The execution bells rang through the Upper City, echoing against buildings and stone, overcoming the soft hum of idle chat in the Hasard flat. LeBlanc set his wineglass unsteadily on the table. It was only half full now; Émile wished it had been empty. He saw Enzo coming down the stairs from the gallery.

LeBlanc looked at the pendant he wore, frowned, and suddenly it snapped open to show the clock inside. Renaud, who had been hovering, took a step forward, then thought better of it.

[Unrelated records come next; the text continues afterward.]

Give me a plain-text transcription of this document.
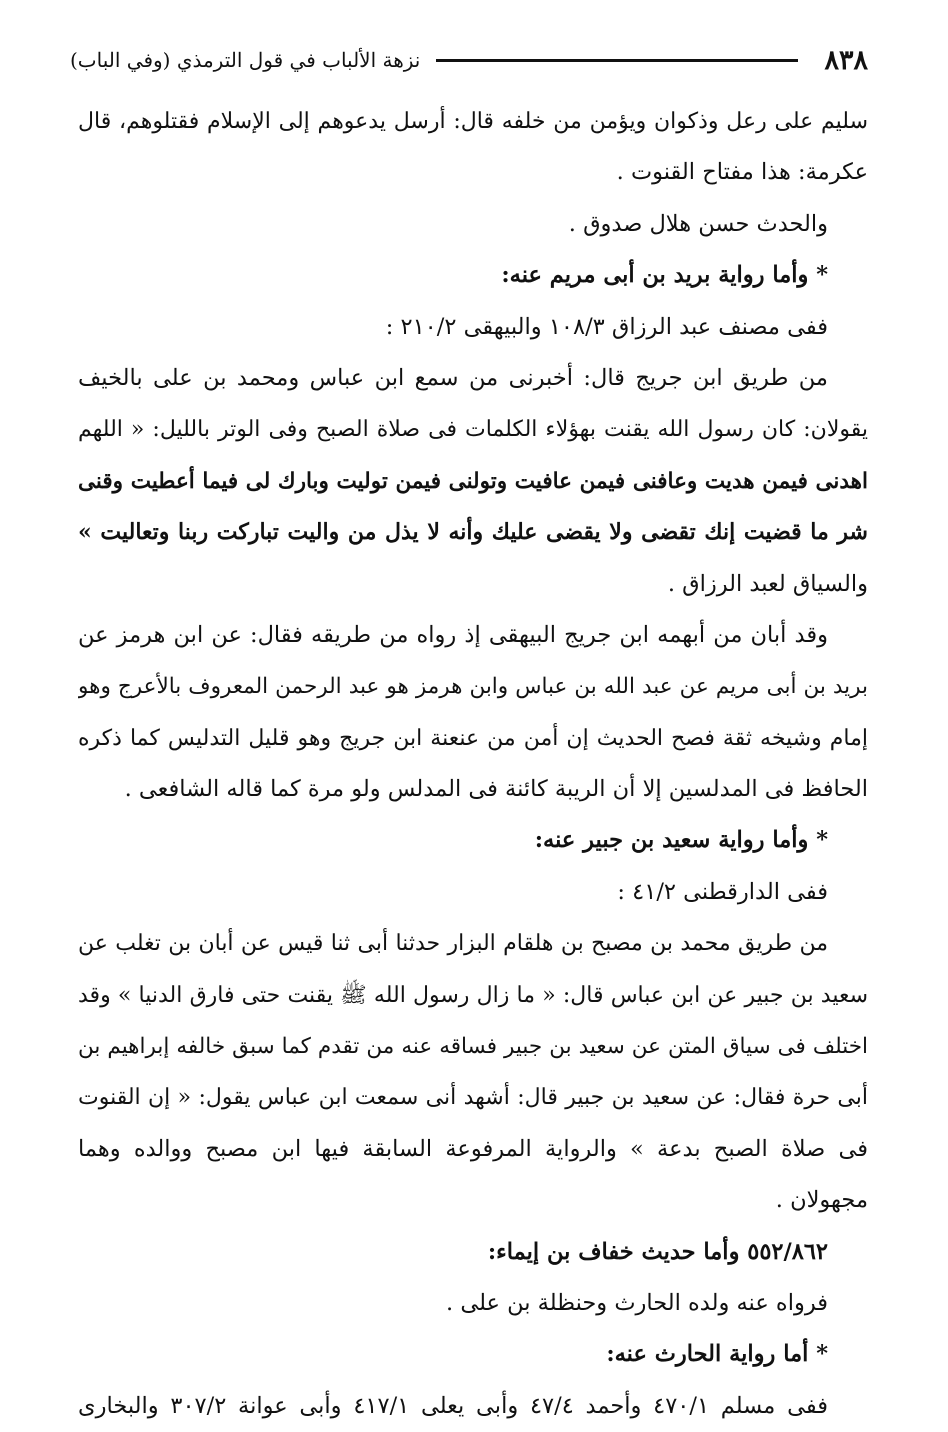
٨٣٨
نزهة الألباب في قول الترمذي (وفي الباب)
سليم على رعل وذكوان ويؤمن من خلفه قال: أرسل يدعوهم إلى الإسلام فقتلوهم، قال
عكرمة: هذا مفتاح القنوت .
والحدث حسن هلال صدوق .
* وأما رواية بريد بن أبى مريم عنه:
ففى مصنف عبد الرزاق ١٠٨/٣ والبيهقى ٢١٠/٢ :
من طريق ابن جريج قال: أخبرنى من سمع ابن عباس ومحمد بن على بالخيف
يقولان: كان رسول الله يقنت بهؤلاء الكلمات فى صلاة الصبح وفى الوتر بالليل: « اللهم
اهدنى فيمن هديت وعافنى فيمن عافيت وتولنى فيمن توليت وبارك لى فيما أعطيت وقنى
شر ما قضيت إنك تقضى ولا يقضى عليك وأنه لا يذل من واليت تباركت ربنا وتعاليت »
والسياق لعبد الرزاق .
وقد أبان من أبهمه ابن جريج البيهقى إذ رواه من طريقه فقال: عن ابن هرمز عن
بريد بن أبى مريم عن عبد الله بن عباس وابن هرمز هو عبد الرحمن المعروف بالأعرج وهو
إمام وشيخه ثقة فصح الحديث إن أمن من عنعنة ابن جريج وهو قليل التدليس كما ذكره
الحافظ فى المدلسين إلا أن الريبة كائنة فى المدلس ولو مرة كما قاله الشافعى .
* وأما رواية سعيد بن جبير عنه:
ففى الدارقطنى ٤١/٢ :
من طريق محمد بن مصبح بن هلقام البزار حدثنا أبى ثنا قيس عن أبان بن تغلب عن
سعيد بن جبير عن ابن عباس قال: « ما زال رسول الله ﷺ يقنت حتى فارق الدنيا » وقد
اختلف فى سياق المتن عن سعيد بن جبير فساقه عنه من تقدم كما سبق خالفه إبراهيم بن
أبى حرة فقال: عن سعيد بن جبير قال: أشهد أنى سمعت ابن عباس يقول: « إن القنوت
فى صلاة الصبح بدعة » والرواية المرفوعة السابقة فيها ابن مصبح ووالده وهما
مجهولان .
٥٥٢/٨٦٢ وأما حديث خفاف بن إيماء:
فرواه عنه ولده الحارث وحنظلة بن على .
* أما رواية الحارث عنه:
ففى مسلم ٤٧٠/١ وأحمد ٤٧/٤ وأبى يعلى ٤١٧/١ وأبى عوانة ٣٠٧/٢ والبخارى
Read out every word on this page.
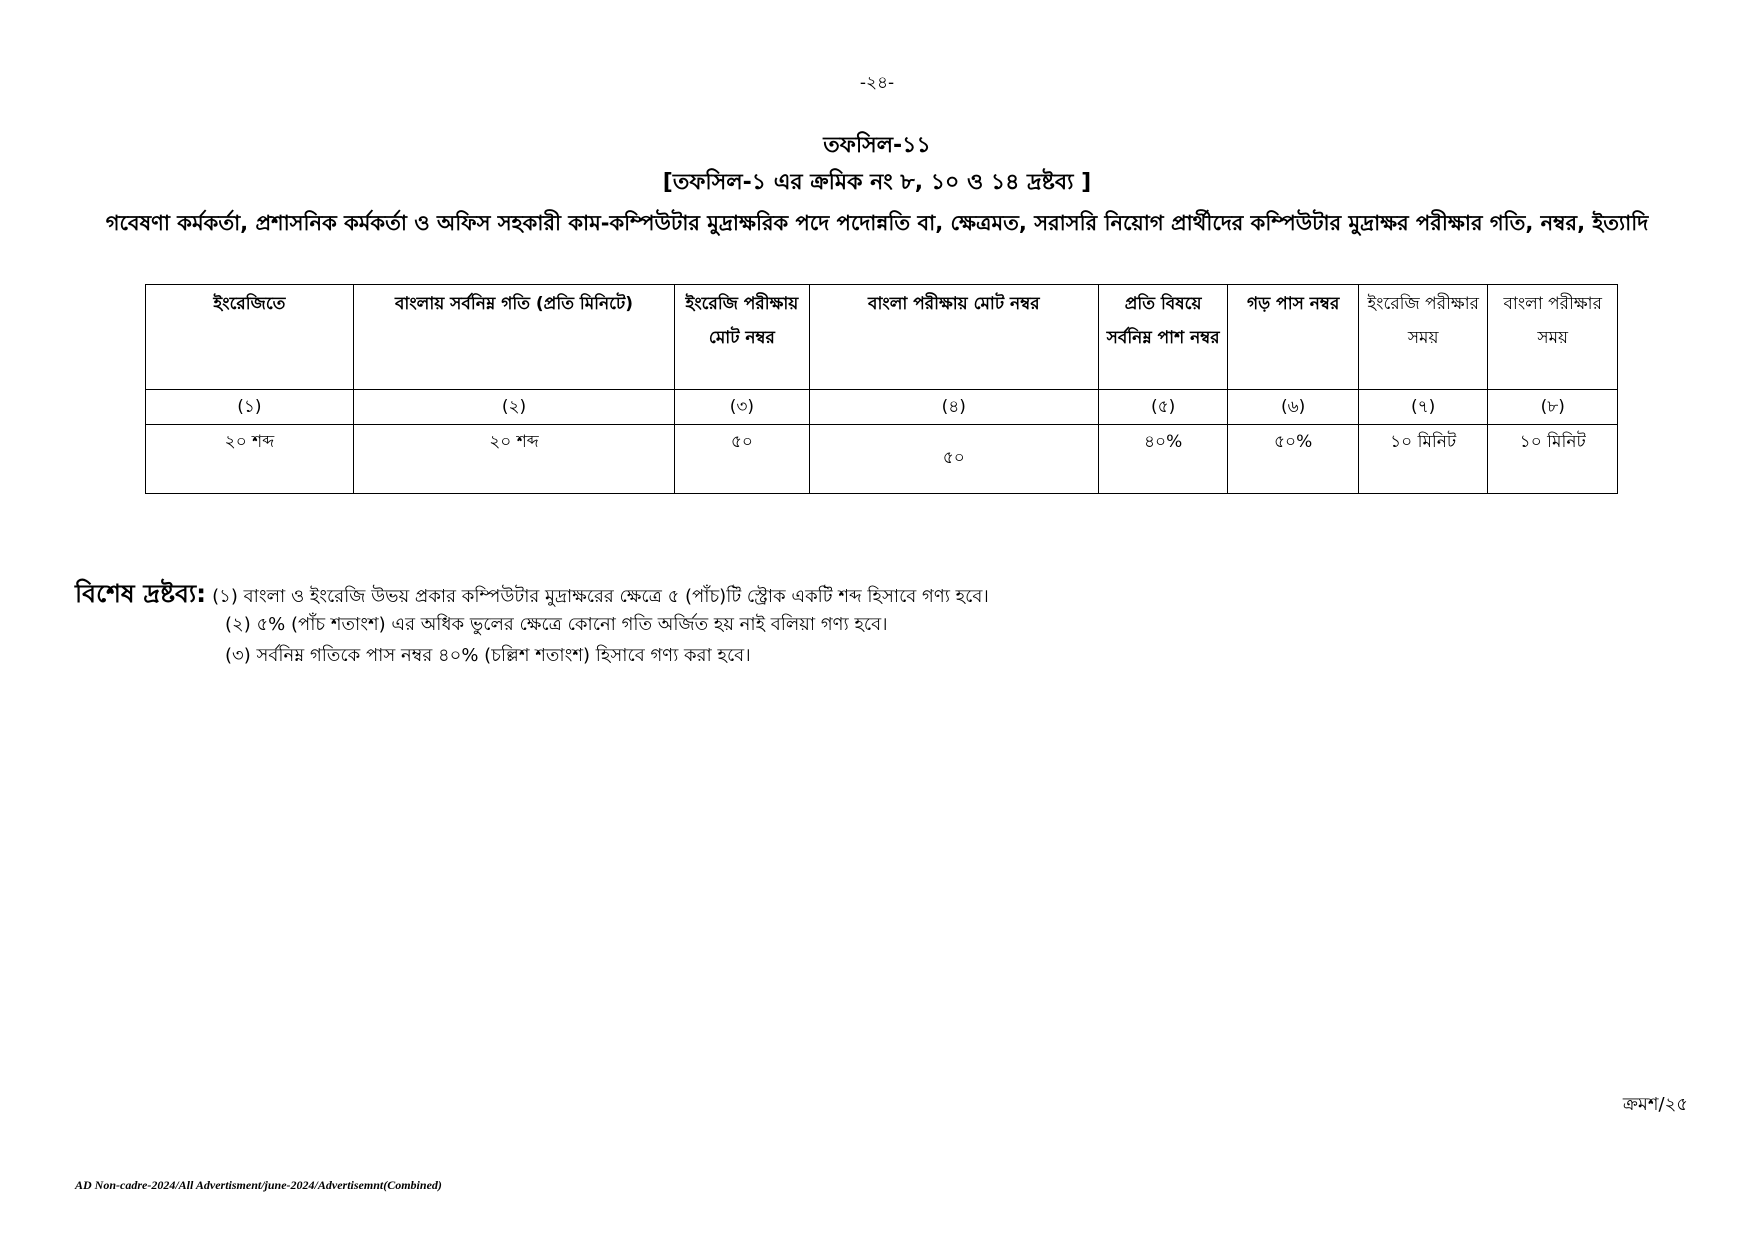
-২৪-
তফসিল-১১
[তফসিল-১ এর ক্রমিক নং ৮, ১০ ও ১৪ দ্রষ্টব্য ]
গবেষণা কর্মকর্তা, প্রশাসনিক কর্মকর্তা ও অফিস সহকারী কাম-কম্পিউটার মুদ্রাক্ষরিক পদে পদোন্নতি বা, ক্ষেত্রমত, সরাসরি নিয়োগ প্রার্থীদের কম্পিউটার মুদ্রাক্ষর পরীক্ষার গতি, নম্বর, ইত্যাদি
ইংরেজিতে	বাংলায় সর্বনিম্ন গতি (প্রতি মিনিটে)	ইংরেজি পরীক্ষায় মোট নম্বর	বাংলা পরীক্ষায় মোট নম্বর	প্রতি বিষয়ে সর্বনিম্ন পাশ নম্বর	গড় পাস নম্বর	ইংরেজি পরীক্ষার সময়	বাংলা পরীক্ষার সময়
(১)	(২)	(৩)	(৪)	(৫)	(৬)	(৭)	(৮)
২০ শব্দ	২০ শব্দ	৫০	৫০	৪০%	৫০%	১০ মিনিট	১০ মিনিট
বিশেষ দ্রষ্টব্য: (১) বাংলা ও ইংরেজি উভয় প্রকার কম্পিউটার মুদ্রাক্ষরের ক্ষেত্রে ৫ (পাঁচ)টি স্ট্রোক একটি শব্দ হিসাবে গণ্য হবে।
(২) ৫% (পাঁচ শতাংশ) এর অধিক ভুলের ক্ষেত্রে কোনো গতি অর্জিত হয় নাই বলিয়া গণ্য হবে।
(৩) সর্বনিম্ন গতিকে পাস নম্বর ৪০% (চল্লিশ শতাংশ) হিসাবে গণ্য করা হবে।
ক্রমশ/২৫
AD Non-cadre-2024/All Advertisment/june-2024/Advertisemnt(Combined)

“Middle … moon,” said LeBlanc, seeming surprised at the difficulty of saying the word. “And the bells are ringing, just as they should. And the gate … is opening … and they have their list. The leaders … of the mob know where to go. Renaud gave them addresses. I will have to go. Cannot miss … highmoon …”

“What happens at highmoon, Albert?” Émile asked casually.

“The Razor and Tomas … Bellamy. He dies at the Razor, and she will be coming … for him … too late …”

“I see.” Émile smiled, and laid a coin carefully on the table. “Albert, I have a question I would like to ask the Goddess …”

While LeBlanc struggled to focus on the coin, Émile, very low, so LeBlanc could not hear, whispered, “Enzo, tell René that Tom Bellamy dies at highmoon, and tell Andre that I need him to steal LeBlanc’s pendant.”

The execution bells stopped ringing.